Big Changes To The Retirement System Are Included In Congress’s End-Of-Year Bill

Tucked into the $1.7 trillion government spending bill for 2023 lawmakers unveiled Tuesday are a range of significant reforms to help Americans save more for retirement.

These include increasing the age for required minimum distributions from retirement plans to pushing businesses to get more employees enrolled in plans. The bill also includes ideas that may help younger people save more earlier in life.

The measures — which begin on page 2,046 of the massive 4,155-page bill — mean that long-delayed retirement reform legislation known as SECURE 2.0 is now likely on a path to becoming law as soon as this weekend and would start to address what is becoming a retirement savings crisis in the U.S.

“Americans deserve dignified retirements after decades of hard work, and our bill is an important step forward,” Senate Finance Committee Chair Ron Wyden (D-OR) said Tuesday in a statement. Wyden was one of many key players behind the bill alongside Sen. Mike Crapo (R-ID), Rep. Richard Neal (D-MA), Rep. Kevin Brady (R-TX), and others.

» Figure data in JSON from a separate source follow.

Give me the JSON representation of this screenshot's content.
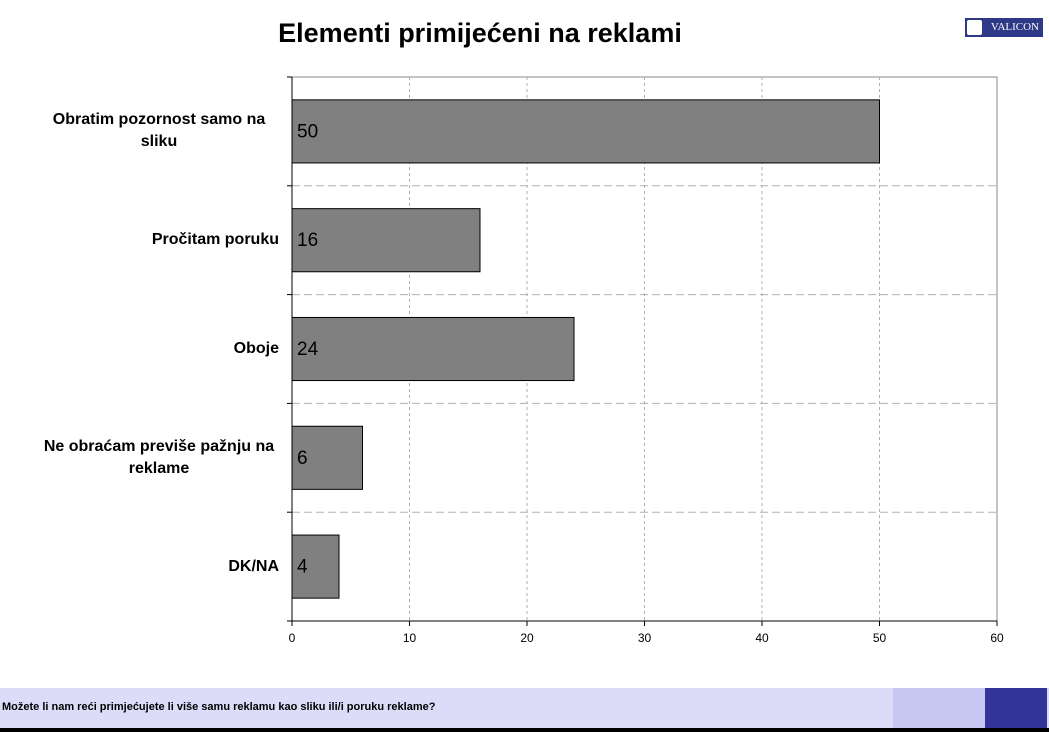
{
  "logo": "VALICON",
  "footer": {
    "question": "Možete li nam reći primjećujete li više samu reklamu kao sliku ili/i poruku reklame?"
  },
  "chart_data": {
    "type": "bar",
    "orientation": "horizontal",
    "title": "Elementi primijećeni na reklami",
    "categories": [
      "Obratim pozornost samo na sliku",
      "Pročitam poruku",
      "Oboje",
      "Ne obraćam previše pažnju na reklame",
      "DK/NA"
    ],
    "values": [
      50,
      16,
      24,
      6,
      4
    ],
    "color": "#808080",
    "xlim": [
      0,
      60
    ],
    "xticks": [
      0,
      10,
      20,
      30,
      40,
      50,
      60
    ],
    "grid": true
  }
}
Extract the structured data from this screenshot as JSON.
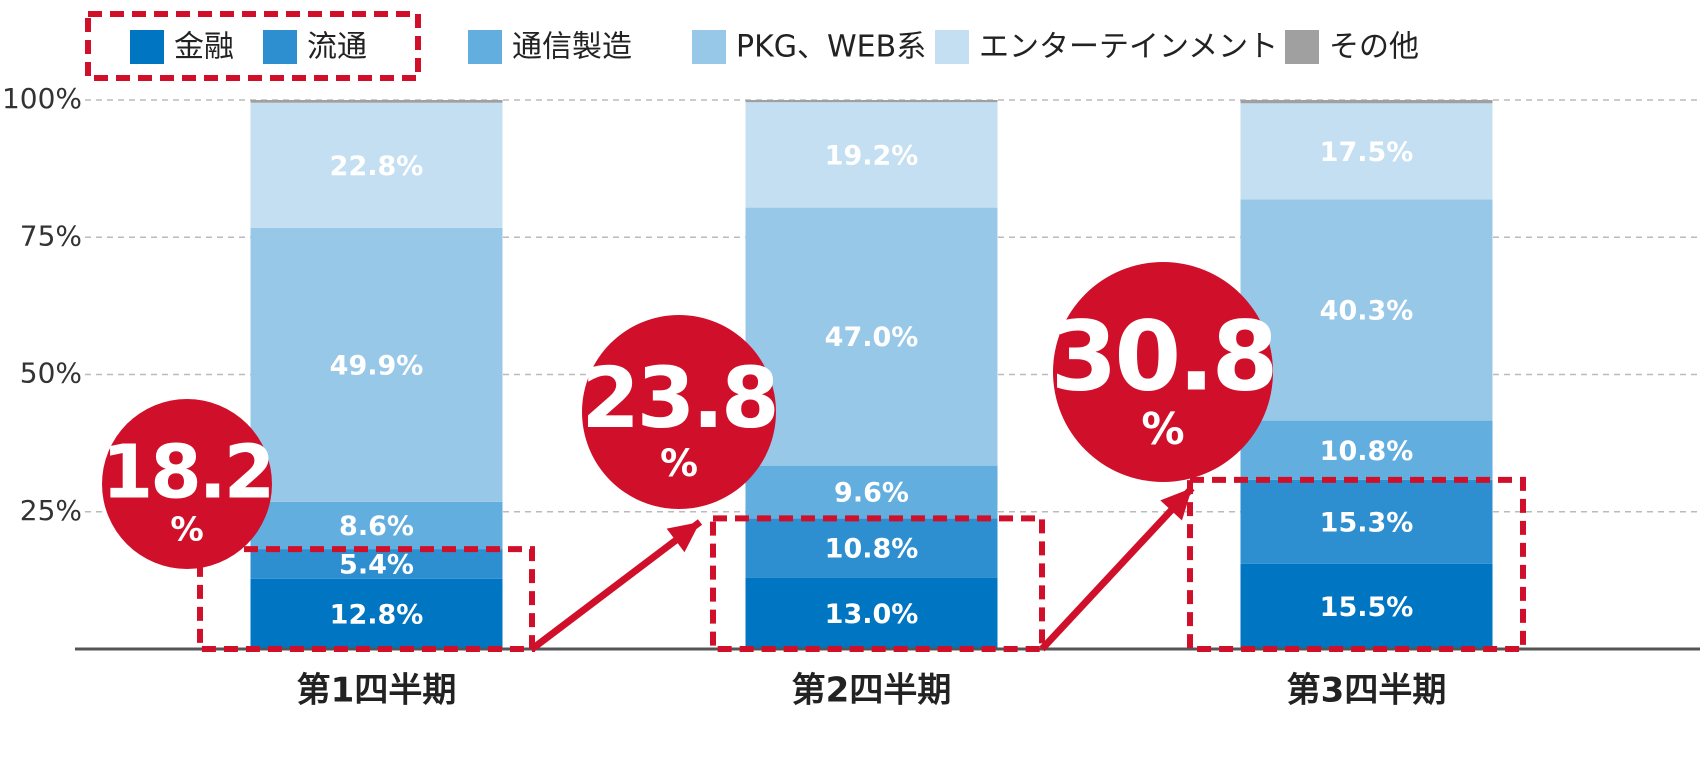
{
  "chart_data": {
    "type": "stacked_bar",
    "categories": [
      "第1四半期",
      "第2四半期",
      "第3四半期"
    ],
    "series": [
      {
        "name": "金融",
        "color": "#0075c2",
        "values": [
          12.8,
          13.0,
          15.5
        ],
        "value_labels": [
          "12.8%",
          "13.0%",
          "15.5%"
        ]
      },
      {
        "name": "流通",
        "color": "#2e8fd0",
        "values": [
          5.4,
          10.8,
          15.3
        ],
        "value_labels": [
          "5.4%",
          "10.8%",
          "15.3%"
        ]
      },
      {
        "name": "通信製造",
        "color": "#62aedf",
        "values": [
          8.6,
          9.6,
          10.8
        ],
        "value_labels": [
          "8.6%",
          "9.6%",
          "10.8%"
        ]
      },
      {
        "name": "PKG、WEB系",
        "color": "#98c8e8",
        "values": [
          49.9,
          47.0,
          40.3
        ],
        "value_labels": [
          "49.9%",
          "47.0%",
          "40.3%"
        ]
      },
      {
        "name": "エンターテインメント",
        "color": "#c3dff1",
        "values": [
          22.8,
          19.2,
          17.5
        ],
        "value_labels": [
          "22.8%",
          "19.2%",
          "17.5%"
        ]
      },
      {
        "name": "その他",
        "color": "#a0a0a0",
        "values": [
          0.5,
          0.4,
          0.6
        ]
      }
    ],
    "ylim": [
      0,
      100
    ],
    "yticks": [
      {
        "value": 25,
        "label": "25%"
      },
      {
        "value": 50,
        "label": "50%"
      },
      {
        "value": 75,
        "label": "75%"
      },
      {
        "value": 100,
        "label": "100%"
      }
    ],
    "grid": true,
    "annotations": [
      {
        "value": 18.2,
        "unit": "%"
      },
      {
        "value": 23.8,
        "unit": "%"
      },
      {
        "value": 30.8,
        "unit": "%"
      }
    ]
  }
}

“These are reforms that will make a meaningful difference for workers who have struggled to save,” Wyden added.

Paul Richman of the Insured Retirement Institute adds that “Congress is poised to help millions more workers and retirees with significant improvements to the nation’s private retirement system [and] will add billions to the retirement savings for small business workers, part-time workers, employees with student loan debt, military spouses, low-income workers, and others.”

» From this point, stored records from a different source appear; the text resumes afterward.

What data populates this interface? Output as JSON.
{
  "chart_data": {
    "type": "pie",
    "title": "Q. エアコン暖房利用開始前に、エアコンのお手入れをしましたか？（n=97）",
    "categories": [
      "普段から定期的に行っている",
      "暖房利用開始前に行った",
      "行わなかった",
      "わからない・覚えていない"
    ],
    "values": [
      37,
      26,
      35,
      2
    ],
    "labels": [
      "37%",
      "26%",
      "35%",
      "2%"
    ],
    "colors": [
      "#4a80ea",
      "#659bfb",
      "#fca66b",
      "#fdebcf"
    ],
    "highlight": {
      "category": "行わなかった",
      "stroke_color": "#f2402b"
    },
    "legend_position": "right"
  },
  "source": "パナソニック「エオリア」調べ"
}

The massive overall bill is also set to also fund the government into 2023 and has a series of other notable measures attached to it such an overhaul of how electoral votes are counted during presidential elections and a TikTok ban on U.S. government devices.

What the bill would do

In a note Tuesday morning, Stifel Chief Washington Policy Strategist Brian Gardner explained how “the bill would expand retirement saving options by allowing a deferral on mandatory withdrawals, an increased catch-up contribution to 401(k) plans, and provide new options for small businesses to offer retirement plans to employees.”

The bill is a follow up to 2019’s SECURE Act, which represented the first major retirement legislation since 2006 and has been two years in the making.

An overall goal of the likely new law are a variety of ways to nudge businesses to get more people enrolled into retirement plans.

One front is new incentives around automatic enrollment in retirement plans. The new rules would prod employers to automatically put their new hires in the company’s retirement plan as a part of the onboarding process. Studies have shown that employers with auto-enrollment retirement plans have much higher rates of participation.

Other areas of focus are on making it easier for small businesses — who face hurdles to offering plans because of their size — to offer retirement plans. It would also allow more part-time employees at companies of all sizes to enroll.

Another key part of the bill would change the age when people must start taking mandatory distributions from their private retirement plans. The SECURE Act increased the required minimum distribution age to 72 from 70. Now, under the spending bill introduced Tuesday, the age requirement would raise again to 73 starting on Jan. 1, 2023 and then to 75 by 2033.

The bill also increases the so called “catch-up” contributions allowed for savers at ages 62 to 64.

The plan also has a novel idea of treating student loans as deferrals for the purpose of retirement savings. That means that student loans and saving for retirement could effectively be linked if an employer chooses and offers a plan that allows a worker to put aside some money for retirement while simultaneously addressing more pressing financial concerns.

There are similar provisions that could link retirement and emergency savings in the years ahead.

“There’s some folks that have been left on the sidelines of the retirement savings game,” American Council of Life Insurers Vice President Kathleen Coulombe recently told Yahoo Finance Live. She represented one of many groups hoping to get the bill over the finish line and added “it really seeks to help a lot of these vulnerable populations.”

Other changes include updates to the SAVERS credit, which lets certain lower-income workers get additional tax breaks when they save for retirement, as well as the creation of a “clearinghouse” for employees to find lost retirement accounts.

What the bill won’t address is the challenge of Social Security, which could run low on funds as early as 2034. The bill does have its critics, with some noting that many of the reforms would be better and more effective if paired with changes to the social safety net program. But lawmakers have long been wary of any changes to Social Security itself, often referred to as “the third rail of American politics.”

Next steps

Experts are still poring over the provisions — which run for hundreds of pages — but the bill appears set to change the retirement landscape in the years ahead with some provisions taking effect as early as Jan. 1, 2023.

The Senate is up first and could vote on the overall omnibus measure as soon as Wednesday. This step will be the big test for the overall package with at least 10 Senate Republicans needed to join with Democrats to pass the effort.

On Tuesday morning, the office of Senate Minority Leader Mitch McConnell sent a press release offering supportive words for the overall deal — and making passage more likely — by saying the overall agreement “conforms to…conservative policy guidelines.”

If it passes the Senate, the massive spending measure would head to the House of Representatives followed by President Biden’s desk. The measure has urgency with lawmakers rushing to get it finished up before Friday — both to avert a government shutdown and also to get home for Christmas.